Ferroelectric columnar assemblies from the bowl-to-bowl inversion of aromatic cores

• Published in: Nature communications Vol. 12; no. 1; p. 768
• Main Authors: Furukawa, Shunsuke, Wu, Jianyun, Koyama, Masaya, Hayashi, Keisuke, Hoshino, Norihisa, Takeda, Takashi, Suzuki, Yasutaka, Kawamata, Jun, Saito, Masaichi, Akutagawa, Tomoyuki
• Format: Journal Article
• Language: English
• Published: London Nature Publishing Group UK 03.02.2021; Nature Publishing Group; Nature Portfolio
• Subjects: 119/118; 140/125; 140/131; 140/58; 639/301/1005/1007; 639/301/923/3931; 639/638/541/966; Condensed matter physics; Dipoles; Ferroelectric materials; Ferroelectricity; Ferroelectrics; Humanities and Social Sciences; Inversion; Iron constituents; Materials science; multidisciplinary; Organic chemistry; Organic compounds; Science; Science (multidisciplinary); Toxicity
• ISSN: 2041-1723; 2041-1723
• DOI: 10.1038/s41467-021-21019-4

Organic ferroelectrics, in which the constituent molecules retain remanent polarization, represent an important topic in condensed-matter science, and their attractive properties, which include lightness, flexibility, and non-toxicity, are of potential use in state-of-the-art ferroelectric devices.
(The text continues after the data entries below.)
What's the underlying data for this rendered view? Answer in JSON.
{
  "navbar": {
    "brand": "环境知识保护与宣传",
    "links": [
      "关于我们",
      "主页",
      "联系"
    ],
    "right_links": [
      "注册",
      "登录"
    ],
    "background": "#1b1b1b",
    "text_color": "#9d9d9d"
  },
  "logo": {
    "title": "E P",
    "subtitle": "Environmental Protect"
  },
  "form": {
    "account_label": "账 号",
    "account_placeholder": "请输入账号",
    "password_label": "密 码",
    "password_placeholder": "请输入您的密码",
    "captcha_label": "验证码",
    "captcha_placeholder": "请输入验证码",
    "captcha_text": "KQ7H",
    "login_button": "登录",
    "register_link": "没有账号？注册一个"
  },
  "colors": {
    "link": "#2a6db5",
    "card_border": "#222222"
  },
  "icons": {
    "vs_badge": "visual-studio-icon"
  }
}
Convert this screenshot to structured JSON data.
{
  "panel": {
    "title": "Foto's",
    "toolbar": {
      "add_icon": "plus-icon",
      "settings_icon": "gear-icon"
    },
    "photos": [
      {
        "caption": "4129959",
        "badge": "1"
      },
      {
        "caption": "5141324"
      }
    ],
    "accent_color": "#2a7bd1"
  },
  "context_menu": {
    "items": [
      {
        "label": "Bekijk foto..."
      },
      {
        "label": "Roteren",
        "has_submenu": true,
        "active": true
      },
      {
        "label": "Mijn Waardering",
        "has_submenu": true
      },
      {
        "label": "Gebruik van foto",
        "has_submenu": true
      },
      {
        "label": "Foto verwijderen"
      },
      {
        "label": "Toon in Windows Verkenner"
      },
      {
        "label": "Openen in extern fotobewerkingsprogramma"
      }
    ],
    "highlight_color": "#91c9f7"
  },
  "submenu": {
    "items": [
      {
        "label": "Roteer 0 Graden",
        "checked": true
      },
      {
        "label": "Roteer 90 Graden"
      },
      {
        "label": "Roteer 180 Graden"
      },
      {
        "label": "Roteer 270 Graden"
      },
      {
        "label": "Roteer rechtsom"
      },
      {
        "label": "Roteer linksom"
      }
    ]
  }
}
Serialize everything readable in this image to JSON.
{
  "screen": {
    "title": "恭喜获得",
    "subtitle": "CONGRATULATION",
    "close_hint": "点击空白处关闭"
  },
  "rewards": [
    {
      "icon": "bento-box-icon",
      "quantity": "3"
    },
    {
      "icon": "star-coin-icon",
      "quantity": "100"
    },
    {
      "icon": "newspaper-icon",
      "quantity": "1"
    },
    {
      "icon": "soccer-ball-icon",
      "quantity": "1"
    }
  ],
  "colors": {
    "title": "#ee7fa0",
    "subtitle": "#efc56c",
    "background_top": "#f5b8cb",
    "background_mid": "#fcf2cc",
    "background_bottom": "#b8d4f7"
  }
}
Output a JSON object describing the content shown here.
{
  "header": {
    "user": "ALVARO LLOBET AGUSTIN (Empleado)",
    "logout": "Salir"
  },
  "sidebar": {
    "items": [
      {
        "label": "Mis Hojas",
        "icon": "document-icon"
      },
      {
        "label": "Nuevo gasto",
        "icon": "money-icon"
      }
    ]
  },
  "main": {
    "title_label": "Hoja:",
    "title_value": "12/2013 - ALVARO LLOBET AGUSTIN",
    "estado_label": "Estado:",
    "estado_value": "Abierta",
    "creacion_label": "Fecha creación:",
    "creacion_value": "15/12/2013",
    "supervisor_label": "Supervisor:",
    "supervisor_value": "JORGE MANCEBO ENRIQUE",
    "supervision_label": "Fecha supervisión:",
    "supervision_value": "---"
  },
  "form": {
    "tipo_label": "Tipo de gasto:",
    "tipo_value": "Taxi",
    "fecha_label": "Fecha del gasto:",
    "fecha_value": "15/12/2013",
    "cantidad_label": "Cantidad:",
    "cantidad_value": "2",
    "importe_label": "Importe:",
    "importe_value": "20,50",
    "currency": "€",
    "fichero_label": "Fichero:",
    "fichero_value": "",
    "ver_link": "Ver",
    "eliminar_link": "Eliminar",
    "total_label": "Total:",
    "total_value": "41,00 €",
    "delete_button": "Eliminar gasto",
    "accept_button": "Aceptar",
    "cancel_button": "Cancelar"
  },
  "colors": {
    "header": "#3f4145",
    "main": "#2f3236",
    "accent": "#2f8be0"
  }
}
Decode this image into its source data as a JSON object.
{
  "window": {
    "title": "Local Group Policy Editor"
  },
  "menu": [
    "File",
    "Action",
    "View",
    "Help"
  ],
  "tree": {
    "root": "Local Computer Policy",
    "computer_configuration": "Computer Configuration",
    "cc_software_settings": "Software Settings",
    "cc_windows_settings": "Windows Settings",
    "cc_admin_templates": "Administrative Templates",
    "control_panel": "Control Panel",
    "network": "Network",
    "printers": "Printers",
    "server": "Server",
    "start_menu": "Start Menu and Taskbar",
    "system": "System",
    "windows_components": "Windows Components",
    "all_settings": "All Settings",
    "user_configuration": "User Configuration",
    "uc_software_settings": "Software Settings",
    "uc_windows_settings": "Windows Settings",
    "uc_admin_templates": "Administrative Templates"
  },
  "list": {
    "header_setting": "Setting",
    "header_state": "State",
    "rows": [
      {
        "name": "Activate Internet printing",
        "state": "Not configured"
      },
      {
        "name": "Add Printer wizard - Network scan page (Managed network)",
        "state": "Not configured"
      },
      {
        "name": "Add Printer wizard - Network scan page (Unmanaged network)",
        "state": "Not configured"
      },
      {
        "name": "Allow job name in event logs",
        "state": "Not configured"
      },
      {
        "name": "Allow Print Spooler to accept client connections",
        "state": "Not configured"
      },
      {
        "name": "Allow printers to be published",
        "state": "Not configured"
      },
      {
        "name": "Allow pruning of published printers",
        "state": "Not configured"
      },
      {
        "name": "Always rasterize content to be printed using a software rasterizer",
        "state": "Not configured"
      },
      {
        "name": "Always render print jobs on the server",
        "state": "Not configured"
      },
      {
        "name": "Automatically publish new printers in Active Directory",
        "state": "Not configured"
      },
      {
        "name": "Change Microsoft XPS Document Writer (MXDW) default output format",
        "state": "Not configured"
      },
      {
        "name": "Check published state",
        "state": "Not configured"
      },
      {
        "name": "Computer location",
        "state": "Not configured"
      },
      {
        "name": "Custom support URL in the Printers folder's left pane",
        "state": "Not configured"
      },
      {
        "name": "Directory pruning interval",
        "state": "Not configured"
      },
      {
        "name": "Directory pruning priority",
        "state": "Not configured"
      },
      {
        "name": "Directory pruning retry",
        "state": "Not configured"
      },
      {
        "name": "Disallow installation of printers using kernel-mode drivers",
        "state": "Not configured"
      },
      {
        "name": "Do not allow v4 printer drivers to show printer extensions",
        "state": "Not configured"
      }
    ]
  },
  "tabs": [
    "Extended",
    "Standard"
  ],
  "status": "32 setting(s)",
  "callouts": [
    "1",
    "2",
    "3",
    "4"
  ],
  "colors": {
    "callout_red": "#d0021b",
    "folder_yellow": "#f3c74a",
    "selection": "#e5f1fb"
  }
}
However, the mechanisms for the generation of ferroelectricity in such organic compounds remain limited to a few representative concepts, which has hitherto severely hampered progress in this area. Here, we demonstrate that a bowl-to-bowl inversion of a relatively small organic molecule with a bowl-shaped π-aromatic core generates ferroelectric dipole relaxation. The present results thus reveal an unprecedented concept to produce ferroelectricity in small organic molecules, which can be expected to strongly impact materials science. Organic ferroelectrics are of potential use in state-of-the-art ferroelectric devices but mechanistic insight in generating ferroelectricity remains limited. Here, the authors demonstrate that a bowl-to-bowl inversion of a bowl shaped organic molecule generates ferroelectric dipole relaxation, extending the concept of ferroelectricity in small organic molecules.